Referring to IEA’s World Energy Outlook 2008 report (WEO2008), Jones said a new international climate agreement is the first step toward a sustainable energy system. Effective implementation of such a system is crucial, he said.
Governments will have to provide financial incentives and regulatory frameworks that support both energy security and climate policy goals in an integrated way, said Jones, a former US ambassador to Israel, Kuwait, Kazakhstan, and Lebanon. He became IEA deputy executive director on Oct. 1.
Massive investments in energy are needed, he said, citing an IEA reference scenario that calls for cumulative investment of more than $26 trillion (in 2007 dollars) during 2007-30. That investment is $4 trillion higher than IEA calculated in its WEO2007 report, largely because of increased costs in the oil and gas industry.
Energy investments needed
The WEO2008 report was released last month. Of the latest investment scenario, the power sector accounts for $13.6 trillion while most of the rest goes to oil and gas, mainly for exploration and development and mostly in countries outside the Organization for Economic Cooperation and Development.
The current financial crisis is not expected to affect long-term investment, but could delay bringing current projects to completion, IEA said. Just over half of projected global energy investment in 2007-30 goes simply to maintain the current level of supply capacity.
“Much of the world’s current infrastructure for supplying oil, gas, coal, and electricity will need to be replaced by 2030,” Jones said. “We have to run faster just to keep in place.”
Future investments in energy infrastructure hinge upon successful negotiations of an international agreement on combating climate change, he said, noting that on current trends, energy-related emissions of carbon dioxide and other greenhouse gases will rise inexorably, pushing average global temperature by as much as 6° C. in the long term, he said.

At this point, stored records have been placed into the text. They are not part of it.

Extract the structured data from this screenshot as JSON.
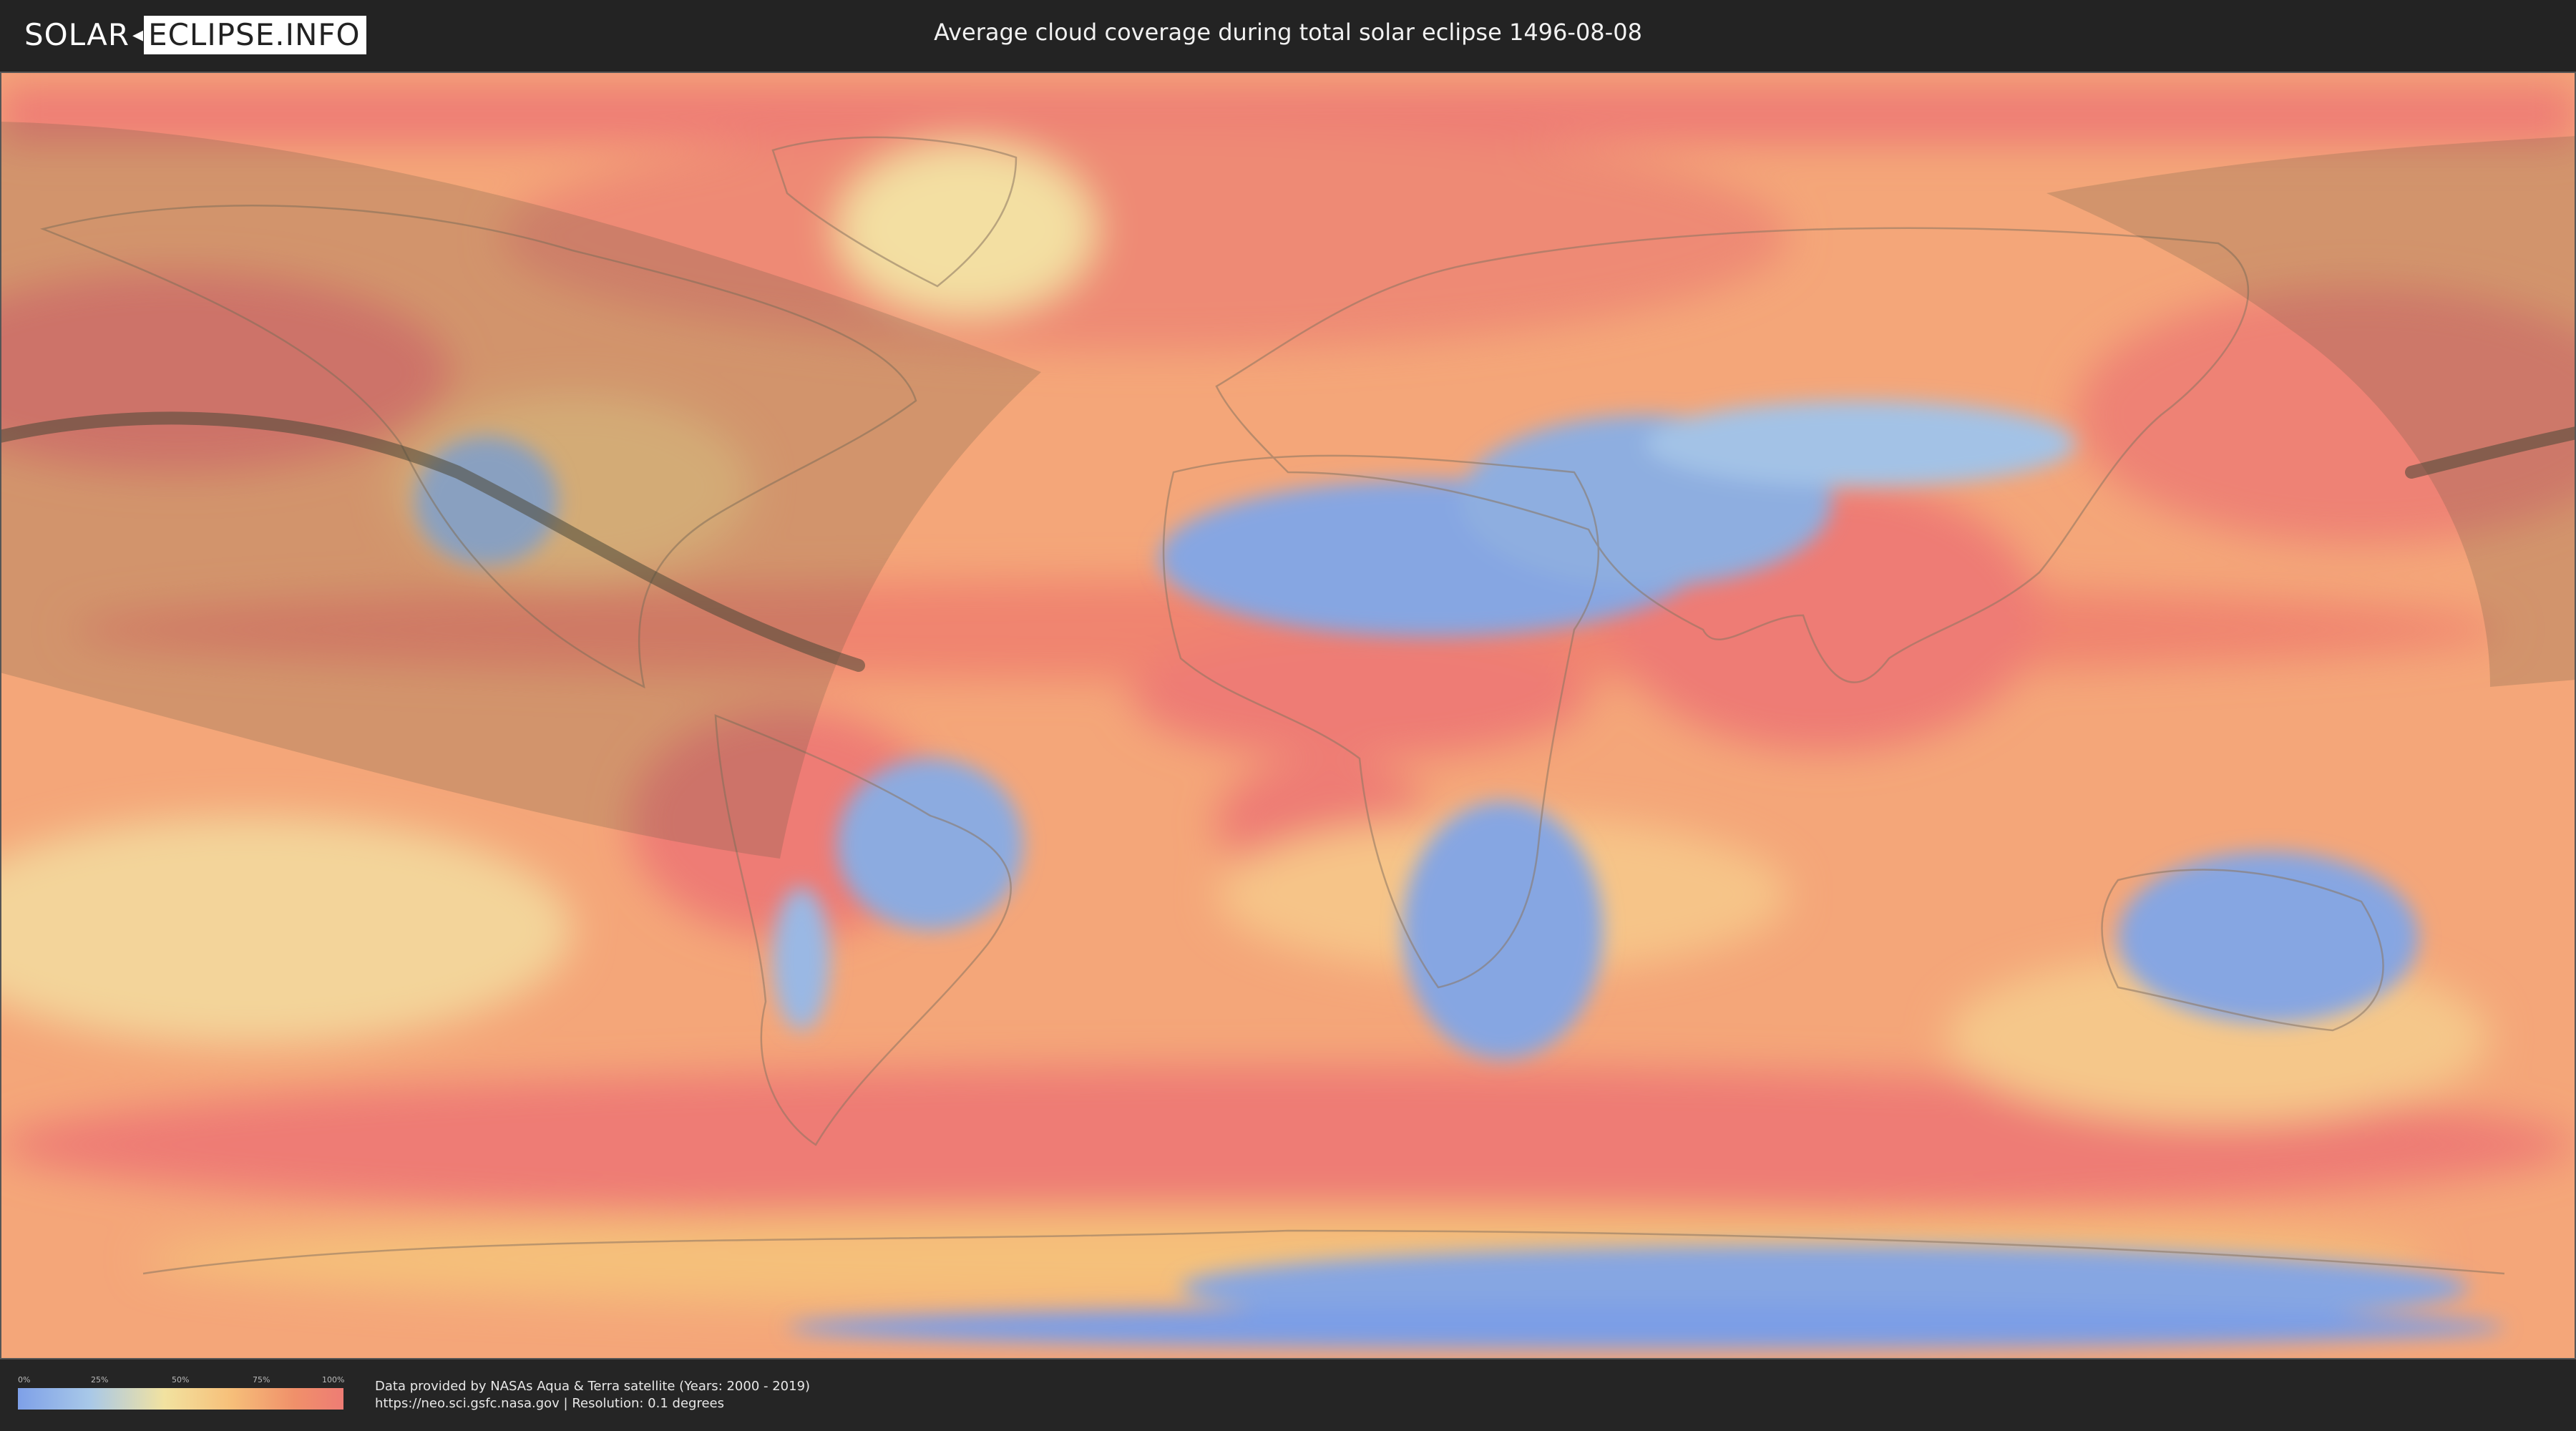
{
  "header": {
    "logo_left": "SOLAR",
    "logo_separator": "◂",
    "logo_right": "ECLIPSE.INFO",
    "title": "Average cloud coverage during total solar eclipse 1496-08-08"
  },
  "map": {
    "projection": "equirectangular",
    "layers": [
      "cloud-coverage",
      "country-borders",
      "eclipse-visibility-zone",
      "totality-path"
    ],
    "colors": {
      "ocean_base": "#f4a679",
      "high_cloud": "#ee7c74",
      "low_cloud": "#7ea0e8",
      "mid_cloud": "#f2e2a0",
      "shadow_zone": "#6e6a52",
      "totality_path": "#4a4736"
    }
  },
  "legend": {
    "ticks": [
      "0%",
      "25%",
      "50%",
      "75%",
      "100%"
    ],
    "gradient_colors": [
      "#7ea0e8",
      "#a8c8e8",
      "#f2e2a0",
      "#f6c07a",
      "#f0906a",
      "#ee7c74"
    ]
  },
  "footer": {
    "credit_line1": "Data provided by NASAs Aqua & Terra satellite (Years: 2000 - 2019)",
    "credit_line2": "https://neo.sci.gsfc.nasa.gov | Resolution: 0.1 degrees"
  }
}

Jones said the 15th Conference of the Parties (COP), scheduled in November 2009 in Copenhagen, provides an opportunity for policymakers to negotiate a new global climate change policy regime going beyond 2012, which is the final year of coverage of the Kyoto Protocol’s first commitment period.

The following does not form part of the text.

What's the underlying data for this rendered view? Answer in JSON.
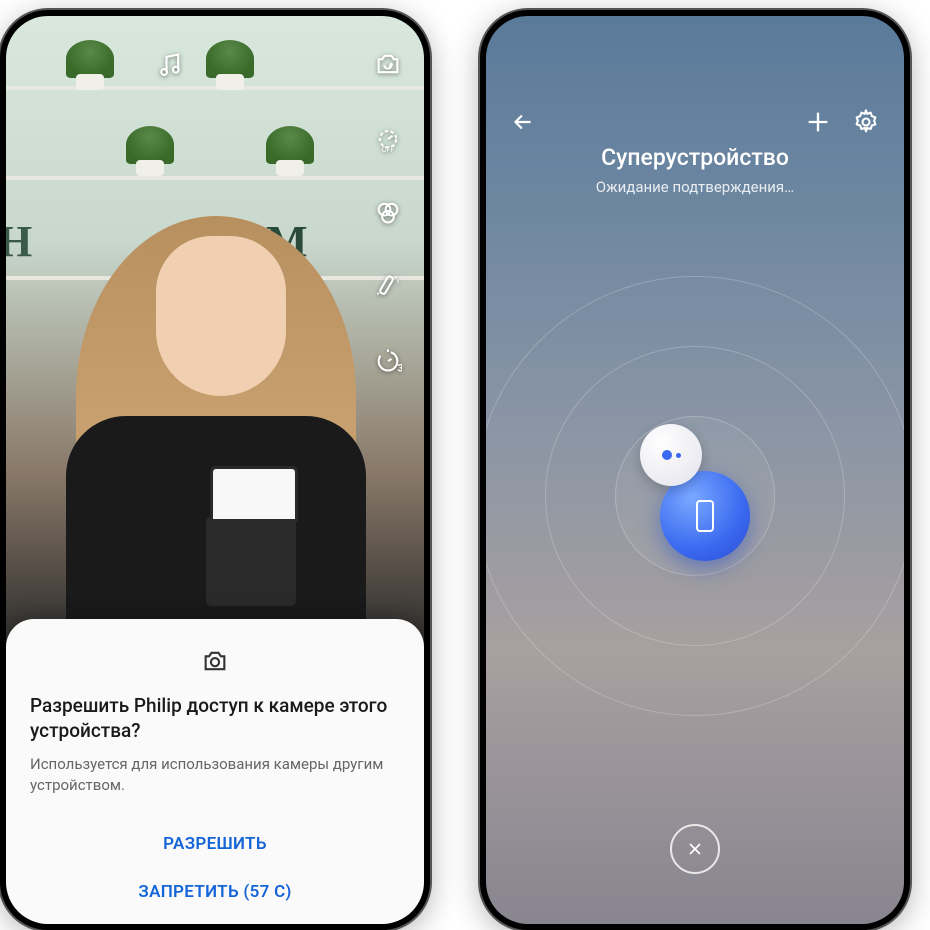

The COP needs to establish a framework for long-term cooperative action toward a clear global goal for stabilizing the volumes of GHG emissions being released into the atmosphere, he said.
The energy industry must play the central role in curbing GHG emissions—through major improvements in efficiency and rapid switching to renewables and other low-carbon technologies, including carbon capture and storage, he said. “Carbon capture and storage will require creation of a huge infrastructure,” Jones said, adding that this effort will create jobs while cutting GHG emissions.